Aamir · March 30, 2020, 2:21pm

For and intersnship I was given:
Write a DNN of Google Colab: 1. It must have less than 8000 parameters 2. Achieve 99.4% validation accuracy on MNIST

Lecture 7 we achieved 99.5% but with more than 41K parameters. I think it will be good learning for learning if we know how to reduce the number of parameters.
Suggestion plz

lgvaz · March 30, 2020, 4:15pm

Can you use transfer learning?

I would also take a look at self-supervised learning

Aamir · March 30, 2020, 4:17pm

Yeah there is no restriction in that

Aamir · March 30, 2020, 4:22pm

What i am doing is i am trying to reduce the conv layer, not trying to increase no of channels. With simple convolution architecture i achieved it.
The question is “Am I right”?

MarcoDE · March 31, 2020, 7:29am

What is you definition of a parameter here? Do you distinguish between trainable and non trainable parameters when counting?

As @lgvaz mentioned, you can use transfer learning and freeze (e.g.) the upper layers. Thus the parameters are not a trainable parameter anymore for your specific task. But these parameters were trained before.

Another option may be to use network with random weights and freeze them, such that they are not trainable. This technique is e.g. used in extreme learning machines.
The authors of https://arxiv.org/abs/1412.8307 report to get below to 1% error on MNIST with 10000 hidden units.

nestorDemeure · March 31, 2020, 7:55am

The easiest solution might be to train a classical model and then use sparsification techniques to reduce its number of weights a posteriori.

Aamir · April 1, 2020, 6:51am

Yes i did the same thing.
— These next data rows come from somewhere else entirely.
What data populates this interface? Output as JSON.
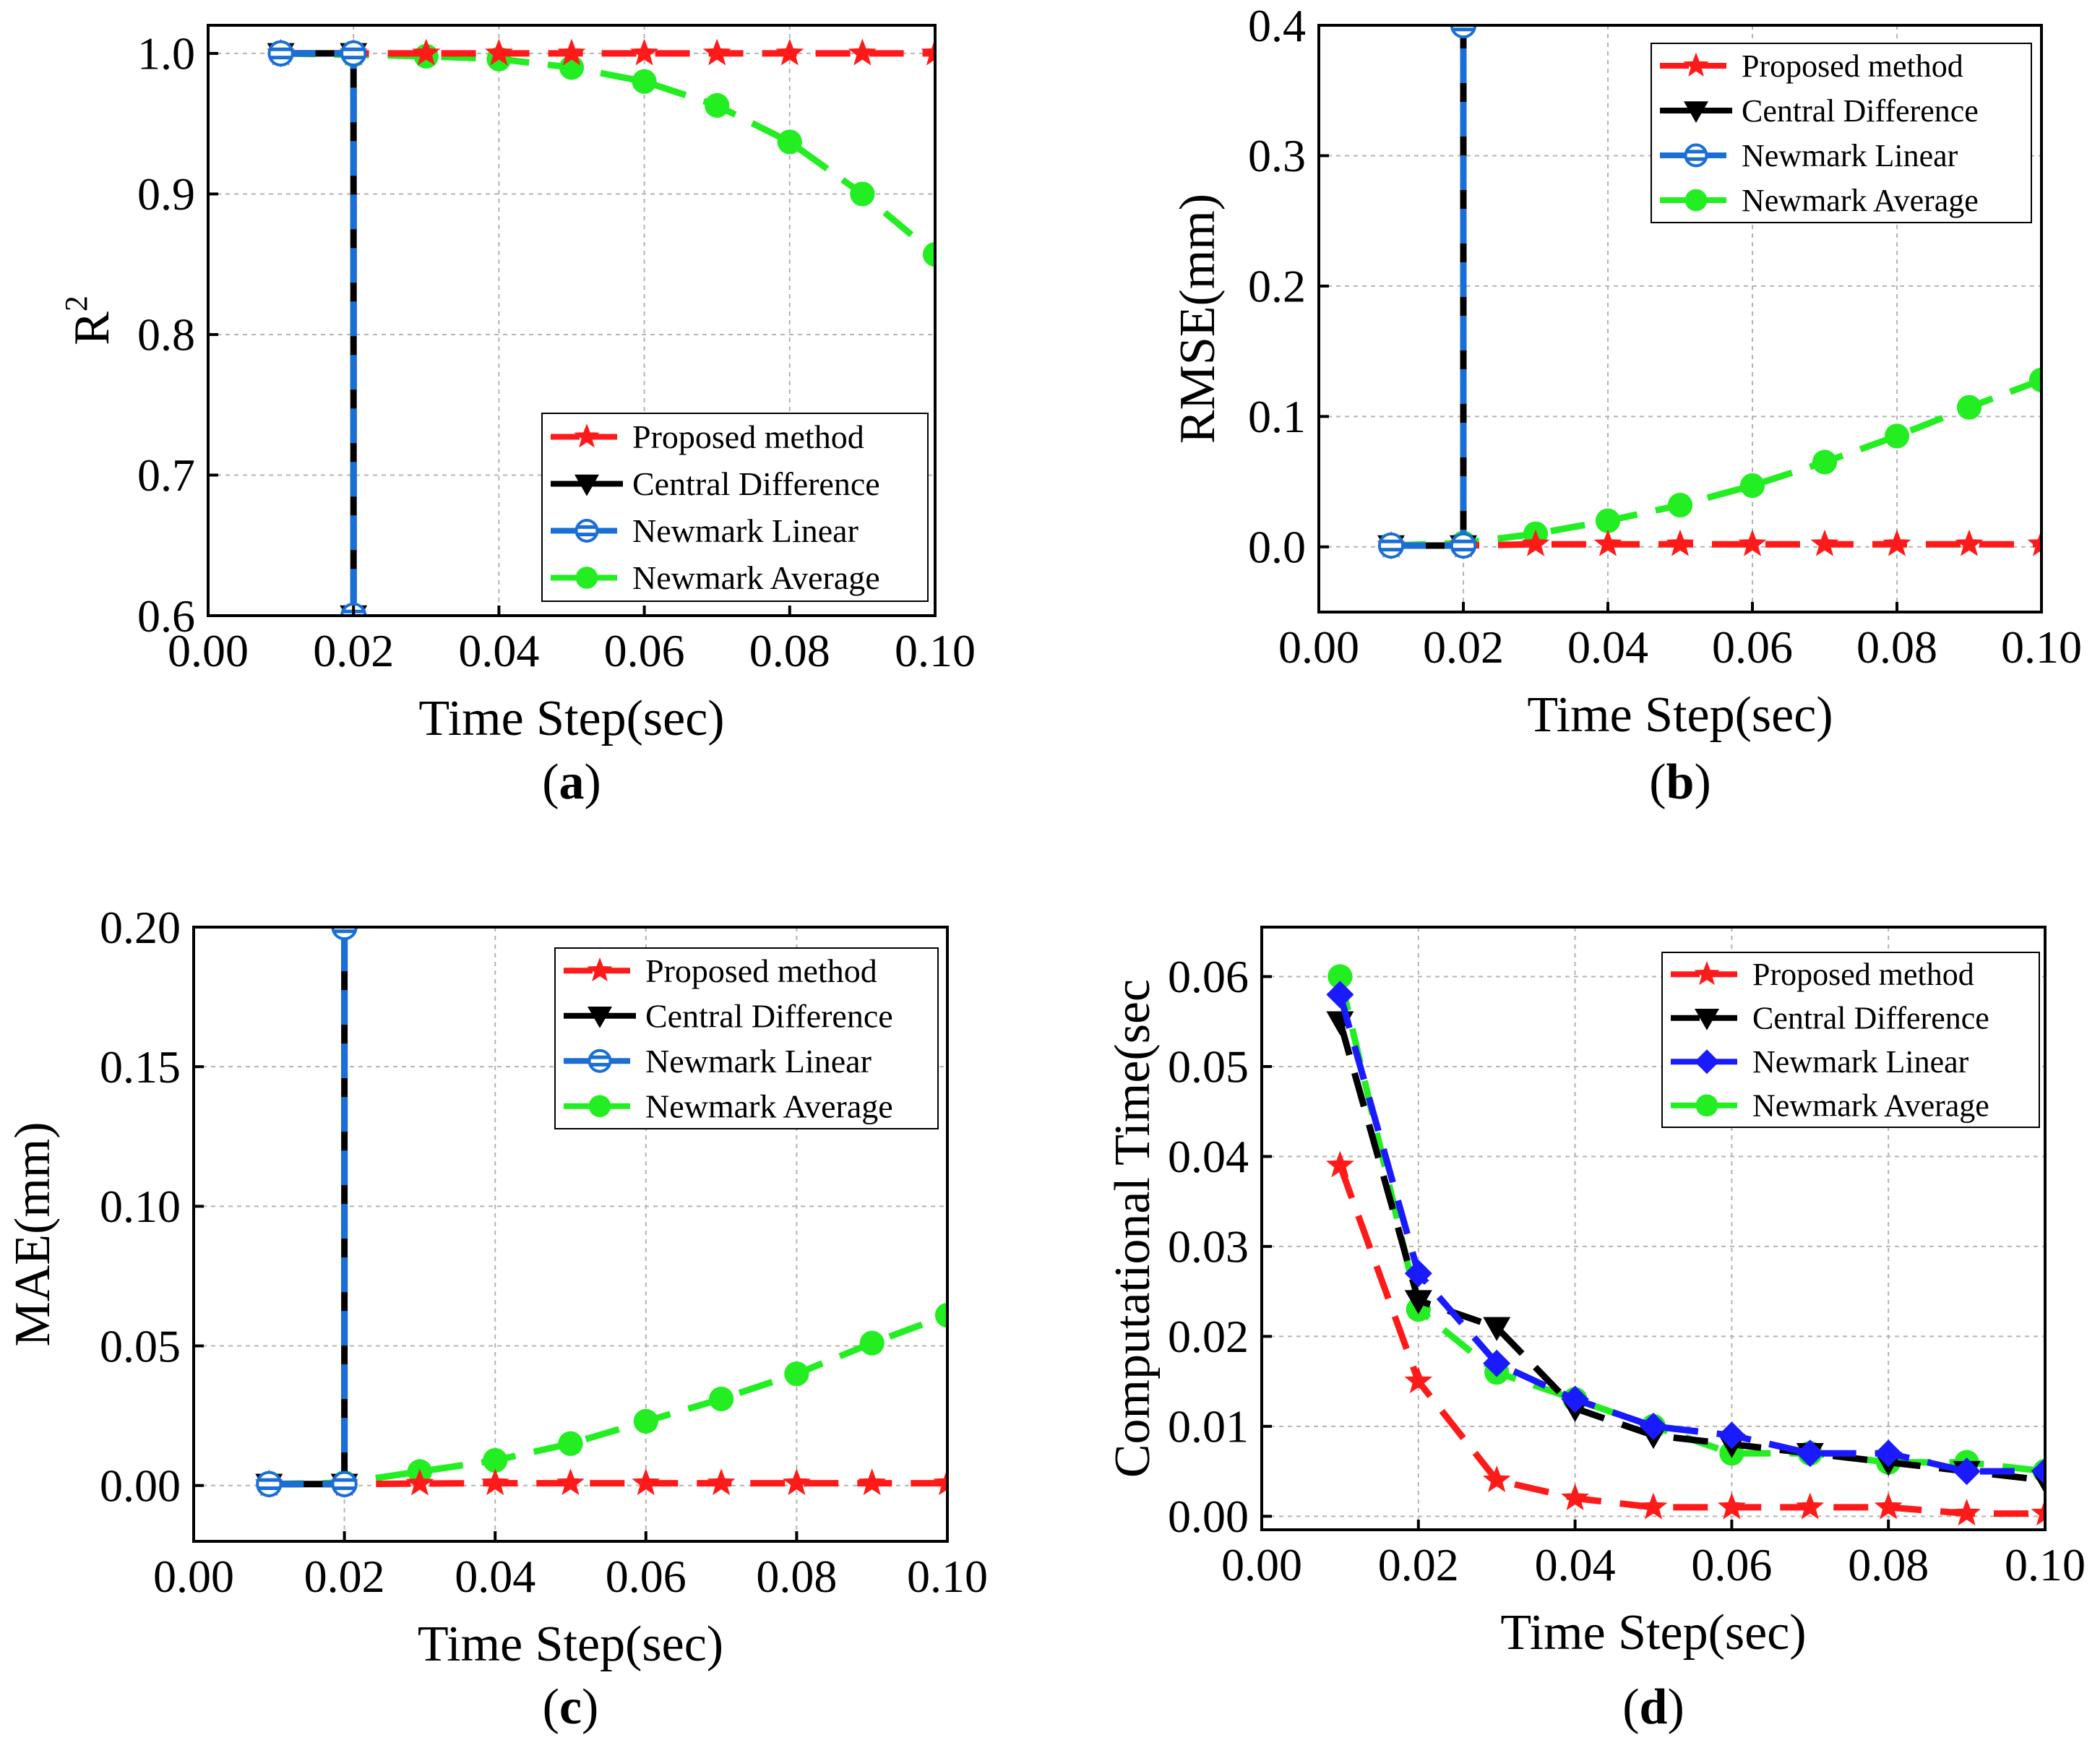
{
  "chart_data": [
    {
      "type": "line",
      "panel_label": "a",
      "ylabel_main": "R",
      "ylabel_sup": "2",
      "xlabel": "Time Step(sec)",
      "xlim": [
        0,
        0.1
      ],
      "ylim": [
        0.6,
        1.02
      ],
      "x_ticks": [
        "0.00",
        "0.02",
        "0.04",
        "0.06",
        "0.08",
        "0.10"
      ],
      "y_ticks": [
        "0.6",
        "0.7",
        "0.8",
        "0.9",
        "1.0"
      ],
      "grid": true,
      "legend_position": "bottom-right",
      "series": [
        {
          "name": "Proposed method",
          "color": "#ff1a1a",
          "marker": "star",
          "dashed": true,
          "points": [
            [
              0.01,
              1.0
            ],
            [
              0.02,
              1.0
            ],
            [
              0.03,
              1.0
            ],
            [
              0.04,
              1.0
            ],
            [
              0.05,
              1.0
            ],
            [
              0.06,
              1.0
            ],
            [
              0.07,
              1.0
            ],
            [
              0.08,
              1.0
            ],
            [
              0.09,
              1.0
            ],
            [
              0.1,
              1.0
            ]
          ]
        },
        {
          "name": "Central Difference",
          "color": "#000000",
          "marker": "triangle-down",
          "dashed": false,
          "points": [
            [
              0.01,
              1.0
            ],
            [
              0.02,
              1.0
            ],
            [
              0.02,
              0.6
            ]
          ]
        },
        {
          "name": "Newmark Linear",
          "color": "#1a6fd6",
          "marker": "circle-half",
          "dashed": true,
          "points": [
            [
              0.01,
              1.0
            ],
            [
              0.02,
              1.0
            ],
            [
              0.02,
              0.6
            ]
          ]
        },
        {
          "name": "Newmark Average",
          "color": "#22ee22",
          "marker": "circle",
          "dashed": true,
          "points": [
            [
              0.01,
              1.0
            ],
            [
              0.02,
              0.999
            ],
            [
              0.03,
              0.998
            ],
            [
              0.04,
              0.996
            ],
            [
              0.05,
              0.99
            ],
            [
              0.06,
              0.98
            ],
            [
              0.07,
              0.963
            ],
            [
              0.08,
              0.937
            ],
            [
              0.09,
              0.9
            ],
            [
              0.1,
              0.857
            ]
          ]
        }
      ]
    },
    {
      "type": "line",
      "panel_label": "b",
      "ylabel_main": "RMSE(mm)",
      "ylabel_sup": "",
      "xlabel": "Time Step(sec)",
      "xlim": [
        0,
        0.1
      ],
      "ylim": [
        -0.05,
        0.4
      ],
      "x_ticks": [
        "0.00",
        "0.02",
        "0.04",
        "0.06",
        "0.08",
        "0.10"
      ],
      "y_ticks": [
        "0.0",
        "0.1",
        "0.2",
        "0.3",
        "0.4"
      ],
      "grid": true,
      "legend_position": "top-right",
      "series": [
        {
          "name": "Proposed method",
          "color": "#ff1a1a",
          "marker": "star",
          "dashed": true,
          "points": [
            [
              0.01,
              0.001
            ],
            [
              0.02,
              0.001
            ],
            [
              0.03,
              0.002
            ],
            [
              0.04,
              0.002
            ],
            [
              0.05,
              0.002
            ],
            [
              0.06,
              0.002
            ],
            [
              0.07,
              0.002
            ],
            [
              0.08,
              0.002
            ],
            [
              0.09,
              0.002
            ],
            [
              0.1,
              0.002
            ]
          ]
        },
        {
          "name": "Central Difference",
          "color": "#000000",
          "marker": "triangle-down",
          "dashed": false,
          "points": [
            [
              0.01,
              0.001
            ],
            [
              0.02,
              0.001
            ],
            [
              0.02,
              0.4
            ]
          ]
        },
        {
          "name": "Newmark Linear",
          "color": "#1a6fd6",
          "marker": "circle-half",
          "dashed": true,
          "points": [
            [
              0.01,
              0.001
            ],
            [
              0.02,
              0.001
            ],
            [
              0.02,
              0.4
            ]
          ]
        },
        {
          "name": "Newmark Average",
          "color": "#22ee22",
          "marker": "circle",
          "dashed": true,
          "points": [
            [
              0.01,
              0.001
            ],
            [
              0.02,
              0.003
            ],
            [
              0.03,
              0.01
            ],
            [
              0.04,
              0.02
            ],
            [
              0.05,
              0.032
            ],
            [
              0.06,
              0.047
            ],
            [
              0.07,
              0.065
            ],
            [
              0.08,
              0.085
            ],
            [
              0.09,
              0.107
            ],
            [
              0.1,
              0.128
            ]
          ]
        }
      ]
    },
    {
      "type": "line",
      "panel_label": "c",
      "ylabel_main": "MAE(mm)",
      "ylabel_sup": "",
      "xlabel": "Time Step(sec)",
      "xlim": [
        0,
        0.1
      ],
      "ylim": [
        -0.02,
        0.2
      ],
      "x_ticks": [
        "0.00",
        "0.02",
        "0.04",
        "0.06",
        "0.08",
        "0.10"
      ],
      "y_ticks": [
        "0.00",
        "0.05",
        "0.10",
        "0.15",
        "0.20"
      ],
      "grid": true,
      "legend_position": "top-right",
      "series": [
        {
          "name": "Proposed method",
          "color": "#ff1a1a",
          "marker": "star",
          "dashed": true,
          "points": [
            [
              0.01,
              0.0005
            ],
            [
              0.02,
              0.0005
            ],
            [
              0.03,
              0.0007
            ],
            [
              0.04,
              0.0008
            ],
            [
              0.05,
              0.0008
            ],
            [
              0.06,
              0.0008
            ],
            [
              0.07,
              0.0008
            ],
            [
              0.08,
              0.0008
            ],
            [
              0.09,
              0.0008
            ],
            [
              0.1,
              0.0008
            ]
          ]
        },
        {
          "name": "Central Difference",
          "color": "#000000",
          "marker": "triangle-down",
          "dashed": false,
          "points": [
            [
              0.01,
              0.0005
            ],
            [
              0.02,
              0.0005
            ],
            [
              0.02,
              0.2
            ]
          ]
        },
        {
          "name": "Newmark Linear",
          "color": "#1a6fd6",
          "marker": "circle-half",
          "dashed": true,
          "points": [
            [
              0.01,
              0.0005
            ],
            [
              0.02,
              0.0005
            ],
            [
              0.02,
              0.2
            ]
          ]
        },
        {
          "name": "Newmark Average",
          "color": "#22ee22",
          "marker": "circle",
          "dashed": true,
          "points": [
            [
              0.01,
              0.0005
            ],
            [
              0.02,
              0.001
            ],
            [
              0.03,
              0.005
            ],
            [
              0.04,
              0.009
            ],
            [
              0.05,
              0.015
            ],
            [
              0.06,
              0.023
            ],
            [
              0.07,
              0.031
            ],
            [
              0.08,
              0.04
            ],
            [
              0.09,
              0.051
            ],
            [
              0.1,
              0.061
            ]
          ]
        }
      ]
    },
    {
      "type": "line",
      "panel_label": "d",
      "ylabel_main": "Computational Time(sec",
      "ylabel_sup": "",
      "xlabel": "Time Step(sec)",
      "xlim": [
        0,
        0.1
      ],
      "ylim": [
        -0.0015,
        0.0655
      ],
      "x_ticks": [
        "0.00",
        "0.02",
        "0.04",
        "0.06",
        "0.08",
        "0.10"
      ],
      "y_ticks": [
        "0.00",
        "0.01",
        "0.02",
        "0.03",
        "0.04",
        "0.05",
        "0.06"
      ],
      "grid": true,
      "legend_position": "top-right",
      "series": [
        {
          "name": "Proposed method",
          "color": "#ff1a1a",
          "marker": "star",
          "dashed": true,
          "points": [
            [
              0.01,
              0.039
            ],
            [
              0.02,
              0.015
            ],
            [
              0.03,
              0.004
            ],
            [
              0.04,
              0.002
            ],
            [
              0.05,
              0.001
            ],
            [
              0.06,
              0.001
            ],
            [
              0.07,
              0.001
            ],
            [
              0.08,
              0.001
            ],
            [
              0.09,
              0.0003
            ],
            [
              0.1,
              0.0003
            ]
          ]
        },
        {
          "name": "Central Difference",
          "color": "#000000",
          "marker": "triangle-down",
          "dashed": true,
          "points": [
            [
              0.01,
              0.055
            ],
            [
              0.02,
              0.024
            ],
            [
              0.03,
              0.021
            ],
            [
              0.04,
              0.012
            ],
            [
              0.05,
              0.009
            ],
            [
              0.06,
              0.008
            ],
            [
              0.07,
              0.007
            ],
            [
              0.08,
              0.006
            ],
            [
              0.09,
              0.005
            ],
            [
              0.1,
              0.004
            ]
          ]
        },
        {
          "name": "Newmark Linear",
          "color": "#1a1aff",
          "marker": "diamond",
          "dashed": true,
          "points": [
            [
              0.01,
              0.058
            ],
            [
              0.02,
              0.027
            ],
            [
              0.03,
              0.017
            ],
            [
              0.04,
              0.013
            ],
            [
              0.05,
              0.01
            ],
            [
              0.06,
              0.009
            ],
            [
              0.07,
              0.007
            ],
            [
              0.08,
              0.007
            ],
            [
              0.09,
              0.005
            ],
            [
              0.1,
              0.005
            ]
          ]
        },
        {
          "name": "Newmark Average",
          "color": "#22ee22",
          "marker": "circle",
          "dashed": true,
          "points": [
            [
              0.01,
              0.06
            ],
            [
              0.02,
              0.023
            ],
            [
              0.03,
              0.016
            ],
            [
              0.04,
              0.013
            ],
            [
              0.05,
              0.01
            ],
            [
              0.06,
              0.007
            ],
            [
              0.07,
              0.007
            ],
            [
              0.08,
              0.006
            ],
            [
              0.09,
              0.006
            ],
            [
              0.1,
              0.005
            ]
          ]
        }
      ]
    }
  ]
}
But with resnet it took a lot of time.

alkzar90 · July 7, 2021, 8:30pm

Hi @Aamir .

I am curious about how you solved the problem. I am trying to increase the accuracy of the MNIST dataset and a follow up of this thread would be amazing.

best.

omkar_gurav · July 24, 2021, 6:09am

Hello, I achieved 99.52% Validation accuracy with 9928 trainable parameters, with Custom basic CNN, without transfer learning.

LazyCoder_007 · August 17, 2021, 8:16pm

I archived 99.42% Validation accuracy with 9740 parameters, without transfer learning.